I am a feminist.
Abashedly, such a declaration makes me cringe. A voice in my head adamantly screams fury and repulsion, refusing to let me associate myself with the characteristically outspoken, obstinate, and vehemently bitter female advocates of feminist rights.
But I am a feminist.
I believe in social, political and economic equality of the sexes. I am a feminist.
I think it’s time to embrace that fact. I think it’s time we all embraced it. We all (generally and hopefully) stand for equal rights, and yet whenever anyone mentions the feminist movement or feminism, a slight twinge of discomfort is inevitable.
But as I flipped through these pages, I couldn’t help but nod my head furiously in agreement and chuckle at some of the (very) true scenarios that somehow chance upon every woman in one way or another. I couldn’t help but cringe and try to shake off the uncomfortable feeling of shame as I inwardly professed to doing many of the things she outlined.
Self doubt becomes a form of self defense. In order to protect ourselves from being disliked, we question out abilities and downplay our achievements, especially in the presence of others. We put ourselves down before others can.
A little jolt ran through me and I couldn’t help but fidget in my seat with unease. I’ve always found it natural to deny compliments and could never quite accept it when people called me ‘smart’ or ‘brilliant’ – I always thought it was untrue and at any rate just polite to say ‘Nah, not at all’ and quickly change the subject to his (or her) achievements.
I never consciously acknowledged the fact that I was constantly muting my accomplishments – it was instinctive. Sandberg outlined the Howard/Heidi study where in testing perceptions of men and women in the workplace, two professors presented subjects with two scenarios: exact same scenarios of a successful entrepreneur, the only difference being the gender of the entrepreneur. Howard (the male scenario) and Heidi (female scenario) were both rated as equally competent, but Howard was rated as much more likeable and appealing in terms of personality. Success, it seemed, was only positively correlated to likeability in men, but negatively correlated in women.
Is that why I constantly mute my achievements and refuse to advocate for myself (whenever anyone asks me to speak about my accomplishments I feel an inward cringe)? I recoiled from the idea – firstly because I didn’t want to acknowledge such a discrepancy (in what I believed to be an equal world), and secondly because I thought acknowledging it was a pathetic excuse for my behavior and a repulsive show of arrogance (for it would be admitting that I am smart and I am brilliant).
Then I realized I was doing it again. Tormenting myself over the unnecessary and putting myself down for the fear of coming across as arrogant or proud. ‘Very assertive’, ‘strong-willed’ and ‘very competitive’ portray a successful and attractive man, but when applied to a woman – we’d imagine a successful woman but a sharp-tongued and unpleasant one.
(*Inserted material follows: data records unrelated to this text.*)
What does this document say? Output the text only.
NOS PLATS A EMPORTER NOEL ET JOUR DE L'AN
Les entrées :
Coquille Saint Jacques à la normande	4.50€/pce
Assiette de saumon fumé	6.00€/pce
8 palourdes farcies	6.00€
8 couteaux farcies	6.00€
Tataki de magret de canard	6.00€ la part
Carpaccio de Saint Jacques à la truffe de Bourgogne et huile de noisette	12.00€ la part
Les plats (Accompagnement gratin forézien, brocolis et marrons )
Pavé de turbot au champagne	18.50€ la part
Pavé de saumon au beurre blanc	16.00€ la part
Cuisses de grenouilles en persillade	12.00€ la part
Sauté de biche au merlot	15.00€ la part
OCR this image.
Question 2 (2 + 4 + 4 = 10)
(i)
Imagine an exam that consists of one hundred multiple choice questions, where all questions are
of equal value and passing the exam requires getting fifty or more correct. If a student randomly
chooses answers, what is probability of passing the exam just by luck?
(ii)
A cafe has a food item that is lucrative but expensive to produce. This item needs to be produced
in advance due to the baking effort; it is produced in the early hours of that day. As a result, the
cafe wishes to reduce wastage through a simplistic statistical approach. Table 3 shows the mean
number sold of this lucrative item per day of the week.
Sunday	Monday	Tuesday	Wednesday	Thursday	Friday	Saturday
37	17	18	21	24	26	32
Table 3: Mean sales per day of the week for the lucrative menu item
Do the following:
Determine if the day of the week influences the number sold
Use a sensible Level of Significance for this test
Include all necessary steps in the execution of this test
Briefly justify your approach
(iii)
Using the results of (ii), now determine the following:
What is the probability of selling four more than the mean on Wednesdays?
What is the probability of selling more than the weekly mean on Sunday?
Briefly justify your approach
In addition to facing institutional obstacles, women face a battle from within.
Sandberg also points out many things that people do in general (more so in women, however). While she refers to how women behave at work and how they manage their career, the things that she says apply to women (and men) in general.
The most common way people give up their power is thinking they don’t have any.
So incredibly true.
How can I do better? What am I doing that I don’t know? What am I doing that I cannot see?
Questions for self-improvement. The only corner of the universe you can be certain of improving is yourself – and how can you improve yourself without knowing what to change? We tend to have a biased view of ourselves; to view ourselves objectively or from the outside is nigh impossible. It’s always important to receive feedback, whether positive or negative, to be aware of our actions, our little shortcomings and unwitting idiosyncrasies. Having that one honest friend who won’t hesitate to let you know what she/he thinks of you is crucial: I once asked a very close (and brutally honest, sometimes to the point of insensitivity) friend what my biggest flaw was, and she said I had no backbone. Rather than take it badly, I took it in my stride and became a lot more aware of my actions and words and became less afraid to speak up and stand up for what I believed in. It helped me change for the better.
Instead of pondering the question “Can we have it all?” we should be asking the more practical question “Can we do it all?” And again, the answer is no.
Nothing is impossible may not be true, but ‘everything is impossible’ is definitely so.
Personal choices are not always as personal as they appear. We are all influenced by social conventions, peer pressure, and familial expectations.
Rarely is there one absolute truth, so people who believe they speak the truth are very silencing of others.